Yelp Review Sentiment Analysis (an excuse to study NLP and ML) cont’d

Sentiment Analysis Process:

Having described the purpose, motivation and context for this project in my previous post, I will now detail the (hopefully repeatable) procedure of the project that led to the dataset, analysis and conclusions to eventually be presented. Furthermore, I will entertain a number of small detours to describe interesting programming quirks, pitfalls and work arounds I encountered along the way.

Relevant links for the project:
-first skeleton and web app
-more concentrated data scraping

Pt1: The Data and The Database

First, I needed to collect the data, and because Yelp user reviews are not supplied as part of the API, I would compile a dataset by crawling and scraping the reviews from Yelp. But before I could get the data, I needed to ensure I stored it correctly in a database.

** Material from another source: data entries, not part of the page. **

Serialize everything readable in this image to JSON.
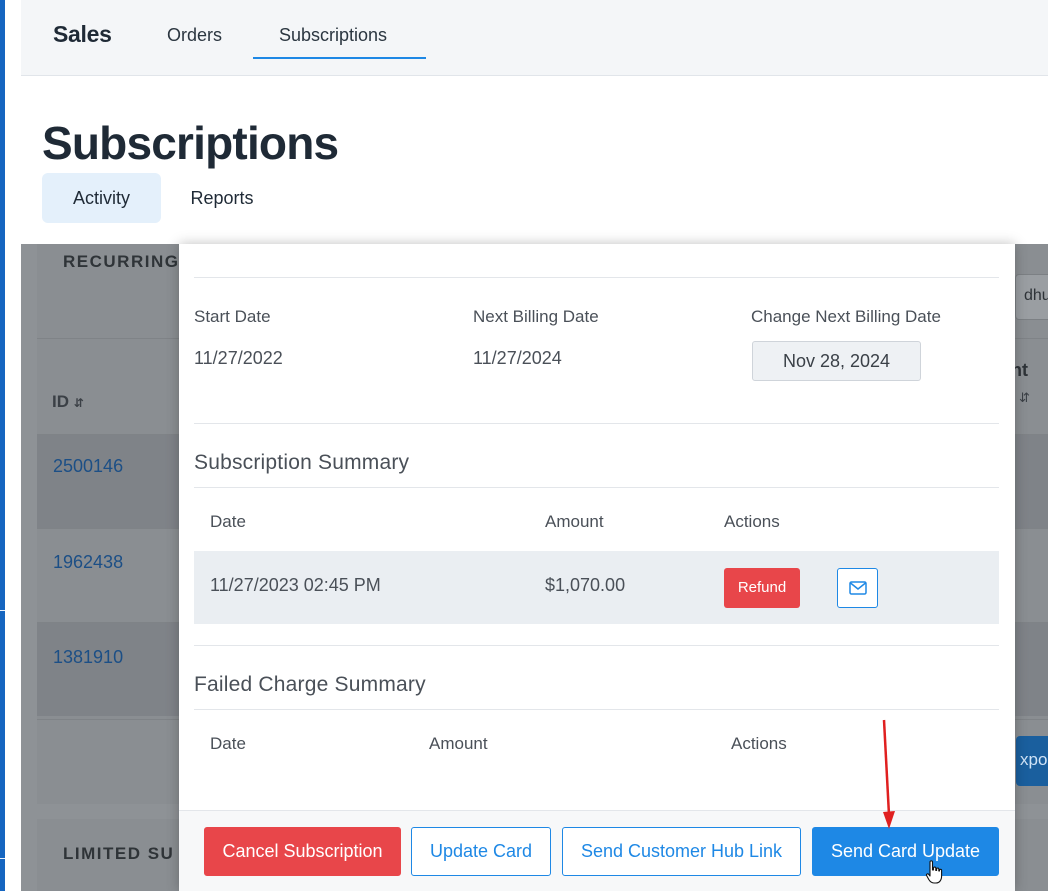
{
  "nav": {
    "brand": "Sales",
    "items": [
      {
        "label": "Orders"
      },
      {
        "label": "Subscriptions"
      }
    ]
  },
  "page": {
    "title": "Subscriptions",
    "tabs": [
      {
        "label": "Activity"
      },
      {
        "label": "Reports"
      }
    ]
  },
  "background": {
    "section_heading": "RECURRING",
    "id_column": "ID",
    "rows": [
      {
        "id": "2500146"
      },
      {
        "id": "1962438"
      },
      {
        "id": "1381910"
      }
    ],
    "filter_fragment": "dhu",
    "amount_fragment": "nt",
    "export_fragment": "xpor",
    "section_heading_2": "LIMITED SU"
  },
  "modal": {
    "start_date_label": "Start Date",
    "start_date_value": "11/27/2022",
    "next_billing_label": "Next Billing Date",
    "next_billing_value": "11/27/2024",
    "change_billing_label": "Change Next Billing Date",
    "change_billing_value": "Nov 28, 2024",
    "subscription_summary": {
      "title": "Subscription Summary",
      "columns": [
        "Date",
        "Amount",
        "Actions"
      ],
      "rows": [
        {
          "date": "11/27/2023 02:45 PM",
          "amount": "$1,070.00",
          "refund_label": "Refund"
        }
      ]
    },
    "failed_summary": {
      "title": "Failed Charge Summary",
      "columns": [
        "Date",
        "Amount",
        "Actions"
      ]
    },
    "footer": {
      "cancel_label": "Cancel Subscription",
      "update_card_label": "Update Card",
      "hub_link_label": "Send Customer Hub Link",
      "send_card_update_label": "Send Card Update"
    }
  },
  "colors": {
    "accent": "#1e88e5",
    "danger": "#e8464a",
    "annotation_arrow": "#e02020"
  },
  "icons": [
    "sort-icon",
    "mail-icon",
    "hand-cursor-icon",
    "annotation-arrow"
  ]
}
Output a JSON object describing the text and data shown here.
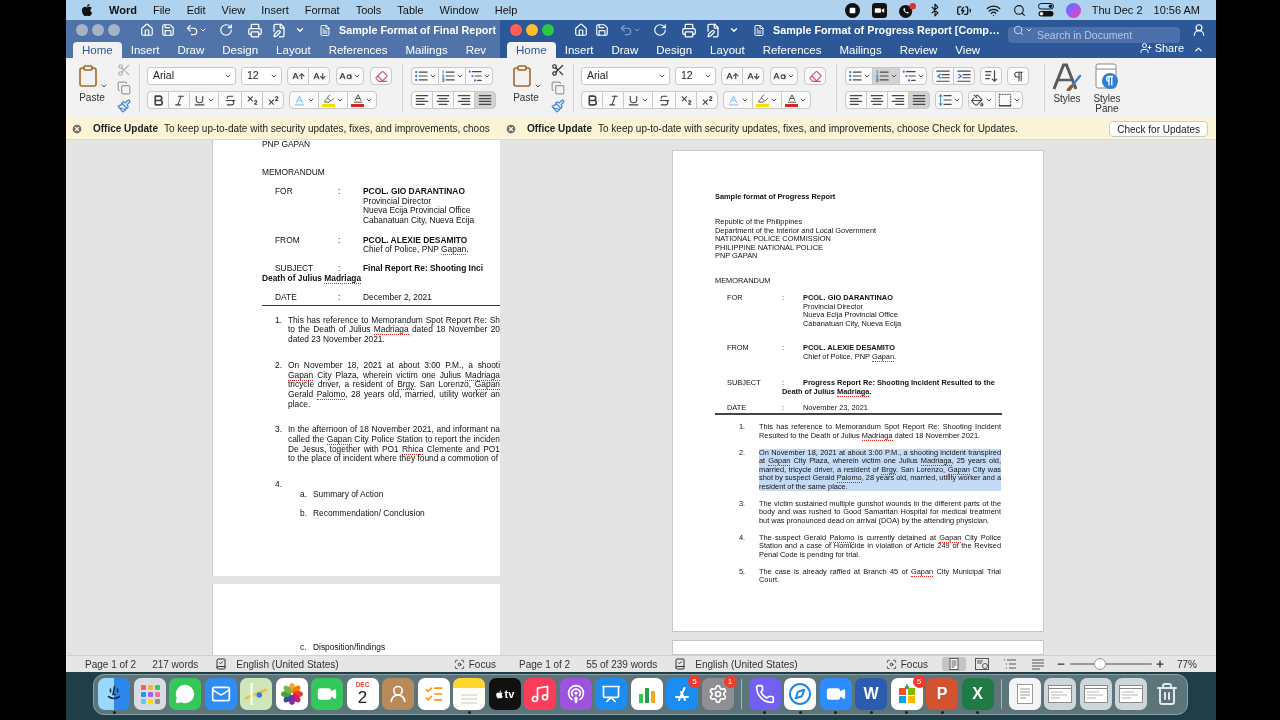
{
  "menu_bar": {
    "app": "Word",
    "menus": [
      "File",
      "Edit",
      "View",
      "Insert",
      "Format",
      "Tools",
      "Table",
      "Window",
      "Help"
    ],
    "date": "Thu Dec 2",
    "time": "10:56 AM"
  },
  "windows": [
    {
      "active": false,
      "title": "Sample Format of Final Report",
      "undo_disabled": false,
      "tabs": [
        {
          "label": "Home",
          "selected": true
        },
        {
          "label": "Insert",
          "selected": false
        },
        {
          "label": "Draw",
          "selected": false
        },
        {
          "label": "Design",
          "selected": false
        },
        {
          "label": "Layout",
          "selected": false
        },
        {
          "label": "References",
          "selected": false
        },
        {
          "label": "Mailings",
          "selected": false
        },
        {
          "label": "Rev",
          "selected": false
        }
      ],
      "ribbon": {
        "paste": "Paste",
        "cut_disabled": true,
        "font": "Arial",
        "size": "12",
        "paragraph_top": [
          {
            "kind": "bullets",
            "selected": false
          },
          {
            "kind": "numbering",
            "selected": false
          },
          {
            "kind": "multilevel",
            "selected": false
          }
        ],
        "paragraph_bottom": [
          {
            "kind": "left",
            "selected": false
          },
          {
            "kind": "center",
            "selected": false
          },
          {
            "kind": "right",
            "selected": false
          },
          {
            "kind": "justify",
            "selected": true
          }
        ]
      },
      "update": {
        "title": "Office Update",
        "message": "To keep up-to-date with security updates, fixes, and improvements, choos"
      },
      "document": {
        "header_lines": [
          "PNP GAPAN"
        ],
        "memo_title": "MEMORANDUM",
        "fields": [
          {
            "kind": "addressee",
            "label": "FOR",
            "colon": ":",
            "name": "PCOL. GIO DARANTINAO",
            "details": [
              {
                "text": "Provincial Director"
              },
              {
                "text": "Nueva Ecija Provincial Office"
              },
              {
                "text": "Cabanatuan City, Nueva Ecija"
              }
            ]
          },
          {
            "kind": "addressee",
            "label": "FROM",
            "colon": ":",
            "name": "PCOL. ALEXIE DESAMITO",
            "details": [
              {
                "runs": [
                  {
                    "text": "Chief of Police, PNP ",
                    "misspelled": false
                  },
                  {
                    "text": "Gapan",
                    "misspelled": true
                  },
                  {
                    "text": ".",
                    "misspelled": false
                  }
                ]
              }
            ]
          },
          {
            "kind": "subject",
            "label": "SUBJECT",
            "colon": ":",
            "text": "Final Report Re: Shooting Inci",
            "continuation": {
              "runs": [
                {
                  "text": "Death of Julius ",
                  "misspelled": false
                },
                {
                  "text": "Madriaga",
                  "misspelled": true
                }
              ]
            }
          },
          {
            "kind": "date",
            "label": "DATE",
            "colon": ":",
            "value": "December 2, 2021"
          }
        ],
        "items": [
          {
            "number": "1.",
            "selected": false,
            "lines": [
              {
                "text": "This has reference to Memorandum Spot Report Re: Sh"
              },
              {
                "runs": [
                  {
                    "text": "to the Death of Julius ",
                    "misspelled": false
                  },
                  {
                    "text": "Madriaga",
                    "misspelled": true
                  },
                  {
                    "text": " dated 18 November 20",
                    "misspelled": false
                  }
                ]
              },
              {
                "text": "dated 23 November 2021."
              }
            ]
          },
          {
            "number": "2.",
            "selected": false,
            "lines": [
              {
                "text": "On November 18, 2021 at about 3:00 P.M., a shooti"
              },
              {
                "runs": [
                  {
                    "text": "Gapan",
                    "misspelled": true
                  },
                  {
                    "text": " City Plaza, wherein victim one Julius ",
                    "misspelled": false
                  },
                  {
                    "text": "Madriaga",
                    "misspelled": true
                  }
                ]
              },
              {
                "runs": [
                  {
                    "text": "tricycle driver, a resident of ",
                    "misspelled": false
                  },
                  {
                    "text": "Brgy",
                    "misspelled": true
                  },
                  {
                    "text": ". San Lorenzo, ",
                    "misspelled": false
                  },
                  {
                    "text": "Gapan",
                    "misspelled": true
                  }
                ]
              },
              {
                "runs": [
                  {
                    "text": "Gerald ",
                    "misspelled": false
                  },
                  {
                    "text": "Palomo",
                    "misspelled": true
                  },
                  {
                    "text": ", 28 years old, married, utility worker an",
                    "misspelled": false
                  }
                ]
              },
              {
                "text": "place."
              }
            ]
          },
          {
            "number": "3.",
            "selected": false,
            "lines": [
              {
                "text": "In the afternoon of 18 November 2021, and informant na"
              },
              {
                "runs": [
                  {
                    "text": "called the ",
                    "misspelled": false
                  },
                  {
                    "text": "Gapan",
                    "misspelled": true
                  },
                  {
                    "text": " City Police Station to report the inciden",
                    "misspelled": false
                  }
                ]
              },
              {
                "runs": [
                  {
                    "text": "De Jesus, together with PO1 ",
                    "misspelled": false
                  },
                  {
                    "text": "Rhica",
                    "misspelled": true
                  },
                  {
                    "text": " Clemente and PO1",
                    "misspelled": false
                  }
                ]
              },
              {
                "text": "to the place of incident where they found a commotion of"
              }
            ]
          },
          {
            "number": "4.",
            "selected": false,
            "subitems": [
              {
                "letter": "a.",
                "text": "Summary of Action"
              },
              {
                "letter": "b.",
                "text": "Recommendation/ Conclusion"
              }
            ]
          }
        ],
        "next_page": [
          {
            "letter": "c.",
            "text": "Disposition/findings"
          }
        ]
      },
      "status": {
        "page": "Page 1 of 2",
        "words": "217 words",
        "language": "English (United States)",
        "focus": "Focus"
      }
    },
    {
      "active": true,
      "title": "Sample Format of Progress Report [Comp…",
      "undo_disabled": true,
      "search": {
        "placeholder": "Search in Document"
      },
      "share": "Share",
      "tabs": [
        {
          "label": "Home",
          "selected": true
        },
        {
          "label": "Insert",
          "selected": false
        },
        {
          "label": "Draw",
          "selected": false
        },
        {
          "label": "Design",
          "selected": false
        },
        {
          "label": "Layout",
          "selected": false
        },
        {
          "label": "References",
          "selected": false
        },
        {
          "label": "Mailings",
          "selected": false
        },
        {
          "label": "Review",
          "selected": false
        },
        {
          "label": "View",
          "selected": false
        }
      ],
      "ribbon": {
        "paste": "Paste",
        "cut_disabled": false,
        "font": "Arial",
        "size": "12",
        "paragraph_top": [
          {
            "kind": "bullets",
            "selected": false
          },
          {
            "kind": "numbering",
            "selected": true
          },
          {
            "kind": "multilevel",
            "selected": false
          },
          {
            "kind": "outdent",
            "selected": false
          },
          {
            "kind": "indent",
            "selected": false
          },
          {
            "kind": "sort",
            "selected": false
          },
          {
            "kind": "pilcrow",
            "selected": false
          }
        ],
        "paragraph_bottom": [
          {
            "kind": "left",
            "selected": false
          },
          {
            "kind": "center",
            "selected": false
          },
          {
            "kind": "right",
            "selected": false
          },
          {
            "kind": "justify",
            "selected": true
          },
          {
            "kind": "spacing",
            "selected": false
          },
          {
            "kind": "shading",
            "selected": false
          },
          {
            "kind": "borders",
            "selected": false
          }
        ],
        "styles": [
          {
            "kind": "gallery",
            "label": "Styles"
          },
          {
            "kind": "pane",
            "label": "Styles Pane"
          }
        ]
      },
      "update": {
        "title": "Office Update",
        "message": "To keep up-to-date with security updates, fixes, and improvements, choose Check for Updates.",
        "button": "Check for Updates"
      },
      "document": {
        "heading": "Sample format of Progress Report",
        "header_lines": [
          "Republic of the Philippines",
          "Department of the Interior and Local Government",
          "NATIONAL POLICE COMMISSION",
          "PHILIPPINE NATIONAL POLICE",
          "PNP GAPAN"
        ],
        "memo_title": "MEMORANDUM",
        "fields": [
          {
            "kind": "addressee",
            "label": "FOR",
            "colon": ":",
            "name": "PCOL. GIO DARANTINAO",
            "details": [
              {
                "text": "Provincial Director"
              },
              {
                "text": "Nueva Ecija Provincial Office"
              },
              {
                "text": "Cabanatuan City, Nueva Ecija"
              }
            ]
          },
          {
            "kind": "addressee",
            "label": "FROM",
            "colon": ":",
            "name": "PCOL. ALEXIE DESAMITO",
            "details": [
              {
                "runs": [
                  {
                    "text": "Chief of Police, PNP ",
                    "misspelled": false
                  },
                  {
                    "text": "Gapan",
                    "misspelled": true
                  },
                  {
                    "text": ".",
                    "misspelled": false
                  }
                ]
              }
            ]
          },
          {
            "kind": "hanging",
            "label": "SUBJECT",
            "colon": ":",
            "text": "Progress Report Re: Shooting Incident Resulted to the",
            "continuation": {
              "runs": [
                {
                  "text": "Death of Julius ",
                  "misspelled": false
                },
                {
                  "text": "Madriaga",
                  "misspelled": true
                },
                {
                  "text": ".",
                  "misspelled": false
                }
              ]
            }
          },
          {
            "kind": "date",
            "label": "DATE",
            "colon": ":",
            "value": "November 23, 2021"
          }
        ],
        "items": [
          {
            "number": "1.",
            "selected": false,
            "runs": [
              {
                "text": "This has reference to Memorandum Spot Report Re: Shooting Incident Resulted to the Death of Julius ",
                "misspelled": false
              },
              {
                "text": "Madriaga",
                "misspelled": true
              },
              {
                "text": " dated 18 November 2021.",
                "misspelled": false
              }
            ]
          },
          {
            "number": "2.",
            "selected": true,
            "runs": [
              {
                "text": "On November 18, 2021 at about 3:00 P.M., a shooting incident transpired at ",
                "misspelled": false
              },
              {
                "text": "Gapan",
                "misspelled": true
              },
              {
                "text": " City Plaza, wherein victim one Julius ",
                "misspelled": false
              },
              {
                "text": "Madriaga",
                "misspelled": true
              },
              {
                "text": ", 25 years old, married, tricycle driver, a resident of ",
                "misspelled": false
              },
              {
                "text": "Brgy",
                "misspelled": true
              },
              {
                "text": ". San Lorenzo, ",
                "misspelled": false
              },
              {
                "text": "Gapan",
                "misspelled": true
              },
              {
                "text": " City was shot by suspect Gerald ",
                "misspelled": false
              },
              {
                "text": "Palomo",
                "misspelled": true
              },
              {
                "text": ", 28 years old, married, utility worker and a resident of the same place.",
                "misspelled": false
              }
            ]
          },
          {
            "number": "3.",
            "selected": false,
            "text": "The victim sustained multiple gunshot wounds in the different parts of the body and was rushed to Good Samaritan Hospital for medical treatment but was pronounced dead on arrival (DOA) by the attending physician."
          },
          {
            "number": "4.",
            "selected": false,
            "runs": [
              {
                "text": "The suspect Gerald ",
                "misspelled": false
              },
              {
                "text": "Palomo",
                "misspelled": true
              },
              {
                "text": " is currently detained at ",
                "misspelled": false
              },
              {
                "text": "Gapan",
                "misspelled": true
              },
              {
                "text": " City Police Station and a case of Homicide in violation of Article 249 of the Revised Penal Code is pending for trial.",
                "misspelled": false
              }
            ]
          },
          {
            "number": "5.",
            "selected": false,
            "runs": [
              {
                "text": "The case is already raffled at Branch 45 of ",
                "misspelled": false
              },
              {
                "text": "Gapan",
                "misspelled": true
              },
              {
                "text": " City Municipal Trial Court.",
                "misspelled": false
              }
            ]
          }
        ]
      },
      "status": {
        "page": "Page 1 of 2",
        "words": "55 of 239 words",
        "language": "English (United States)",
        "focus": "Focus",
        "views": [
          {
            "kind": "print",
            "selected": true
          },
          {
            "kind": "web",
            "selected": false
          },
          {
            "kind": "outline",
            "selected": false
          },
          {
            "kind": "draft",
            "selected": false
          }
        ],
        "zoom": {
          "level": 0.37,
          "reading": "77%"
        }
      }
    }
  ],
  "dock": {
    "sections": [
      {
        "items": [
          {
            "kind": "finder",
            "running": true
          },
          {
            "kind": "launchpad",
            "running": false
          },
          {
            "kind": "messages",
            "running": false
          },
          {
            "kind": "mail",
            "running": false
          },
          {
            "kind": "maps",
            "running": false
          },
          {
            "kind": "photos",
            "running": false
          },
          {
            "kind": "facetime",
            "running": false
          },
          {
            "kind": "calendar",
            "running": false,
            "month": "DEC",
            "day": "2"
          },
          {
            "kind": "contacts",
            "running": false
          },
          {
            "kind": "reminders",
            "running": false
          },
          {
            "kind": "notes",
            "running": true
          },
          {
            "kind": "tv",
            "running": false,
            "label": "tv"
          },
          {
            "kind": "music",
            "running": false
          },
          {
            "kind": "podcasts",
            "running": false
          },
          {
            "kind": "keynote",
            "running": false
          },
          {
            "kind": "numbers",
            "running": false
          },
          {
            "kind": "appstore",
            "running": false,
            "badge": "5"
          },
          {
            "kind": "settings",
            "running": false,
            "badge": "1"
          }
        ]
      },
      {
        "items": [
          {
            "kind": "viber",
            "running": true
          },
          {
            "kind": "safari",
            "running": true
          },
          {
            "kind": "zoom",
            "running": true
          },
          {
            "kind": "word",
            "running": true,
            "label": "W"
          },
          {
            "kind": "office",
            "running": true,
            "badge": "5"
          },
          {
            "kind": "powerpoint",
            "running": true,
            "label": "P"
          },
          {
            "kind": "excel",
            "running": true,
            "label": "X"
          }
        ]
      },
      {
        "items": [
          {
            "kind": "document",
            "running": false
          },
          {
            "kind": "window",
            "running": false
          },
          {
            "kind": "window",
            "running": false
          },
          {
            "kind": "window",
            "running": false
          },
          {
            "kind": "trash",
            "running": false
          }
        ]
      }
    ]
  }
}
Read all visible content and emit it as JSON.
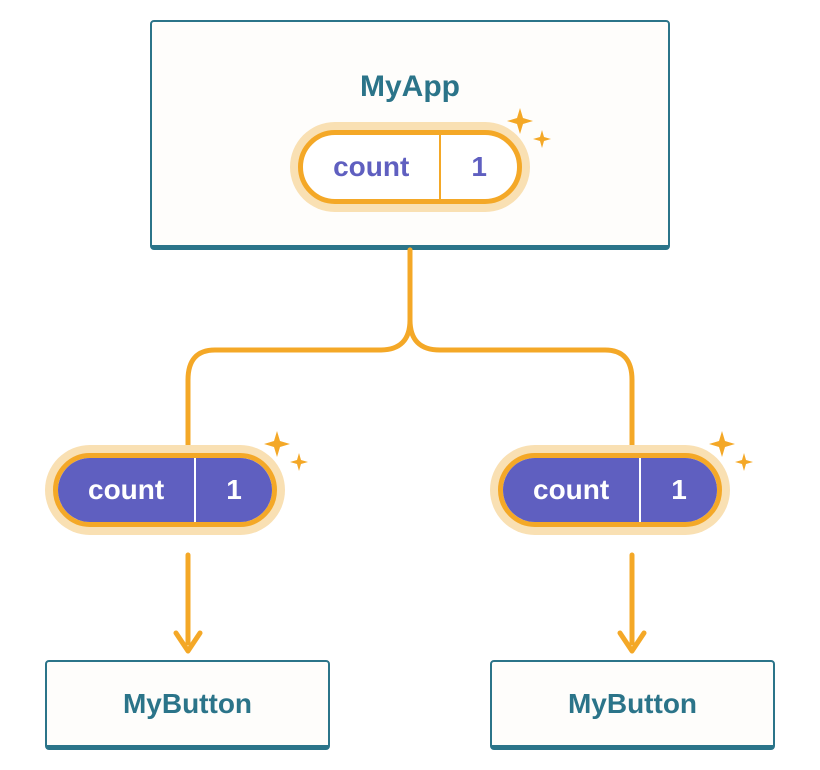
{
  "parent": {
    "title": "MyApp",
    "state_label": "count",
    "state_value": "1"
  },
  "children": [
    {
      "prop_label": "count",
      "prop_value": "1",
      "component_name": "MyButton"
    },
    {
      "prop_label": "count",
      "prop_value": "1",
      "component_name": "MyButton"
    }
  ],
  "colors": {
    "teal": "#2b7489",
    "purple": "#5f5fc0",
    "orange": "#f4a827",
    "orange_light": "#f9e0b3"
  }
}
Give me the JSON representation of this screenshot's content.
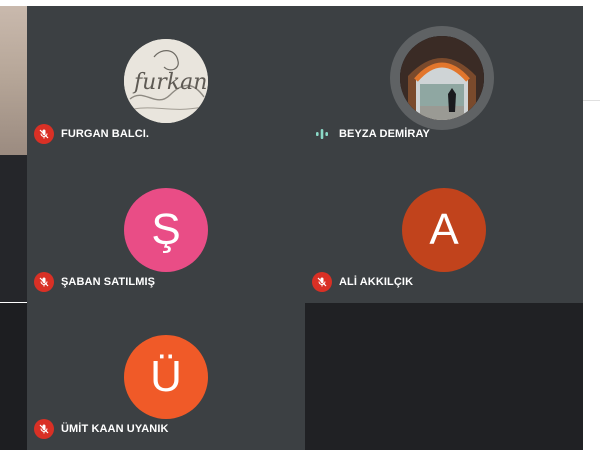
{
  "participants": [
    {
      "name": "FURGAN BALCI.",
      "mic": "muted",
      "avatar_type": "photo",
      "avatar_icon": "signature-furkan-photo",
      "avatar_photo_text": "furkan"
    },
    {
      "name": "BEYZA DEMİRAY",
      "mic": "speaking",
      "avatar_type": "photo",
      "avatar_icon": "archway-photo"
    },
    {
      "name": "ŞABAN SATILMIŞ",
      "mic": "muted",
      "avatar_type": "initial",
      "initial": "Ş",
      "color": "#e94d86"
    },
    {
      "name": "ALİ AKKILÇIK",
      "mic": "muted",
      "avatar_type": "initial",
      "initial": "A",
      "color": "#c1431c"
    },
    {
      "name": "ÜMİT KAAN UYANIK",
      "mic": "muted",
      "avatar_type": "initial",
      "initial": "Ü",
      "color": "#f05a28"
    }
  ],
  "colors": {
    "tile_bg": "#3c4043",
    "empty_tile_bg": "#202124",
    "muted_badge": "#d93025",
    "speaking_indicator": "#8bd9c7"
  }
}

For this project, I first created a small JavaScript Express app, built with Node.js paired with postgres for my back end, and the package cheerio.js to scrape. Postgres seemed better for my task than MongoDB which I was more accustomed to using with Node.js, because I knew the structure of my data well and beforehand, and I knew that I would have a reasonable amount of it such that the performance benefit of a relational sql database over non-relational database like MongoDB would likely be palpable.

To implement postgres with Node.js, I chose Sequelize as my ORM (object relational mapper, or the layer that interacts between the file server and the database so that programmers can write JS to interact with the db rather than the very different and strict sql syntax). Sequelize proved to be less than perfect (the docs especially), and will be the first area of focus for some guides and warnings about potential pitfalls (though it eventually proved to work just fine).

Some details and anecdotes about Sequelize:

Details coming soon…

  • Lack of documentation about building one-to-many dependency with asynchronicity
  • Incorrect documentation for migrations
  • Note about removing redundancies

Getting to data (and scraping it):

Side note: About a month ago, I built a smaller and less robust version of the project in about a week. That project was merely a proof of concept, that relied on a sentiment analysis API (Alchemy Labs) which had rate limits not suitable for my purposes (more requests and more importantly to learn more about NLP and ML). Moreover, my data set was a measly 4,000 reviews from one city.

For this project I wanted my dataset to be much larger and so to contain greater potential for more interesting insights. While not the largest, in about a day I scraped over 1.1 million Yelp reviews, that when trimmed for redundancy resulted in about 800,000 Yelp reviews.

To get this data, in Yelp I searched the top 10 cities in the US by population (+ no. 13 San Francisco) with the query food (e.g., This query resulted in 1000 locations within that that city. Often there were many more locations than that 1000, but the query only results in displaying those 1000 (10 locations per page, over 100 results pages). How Yelp manages this query and decides which 1000 (for example at the time of this writing the above San Francisco url shows over 14000 locations matching the query, though only 1000 of them are displayed within the search results) is not clear to me, and a potential weakness in my data set, because the 1000 locations could be biased either by Yelp if they are locations paying for a high search result or if they are the highest rated, etc. However, there does seem initially to be a good variety of locations, across all measures (price, category, location, rating, number of reviews, etc.).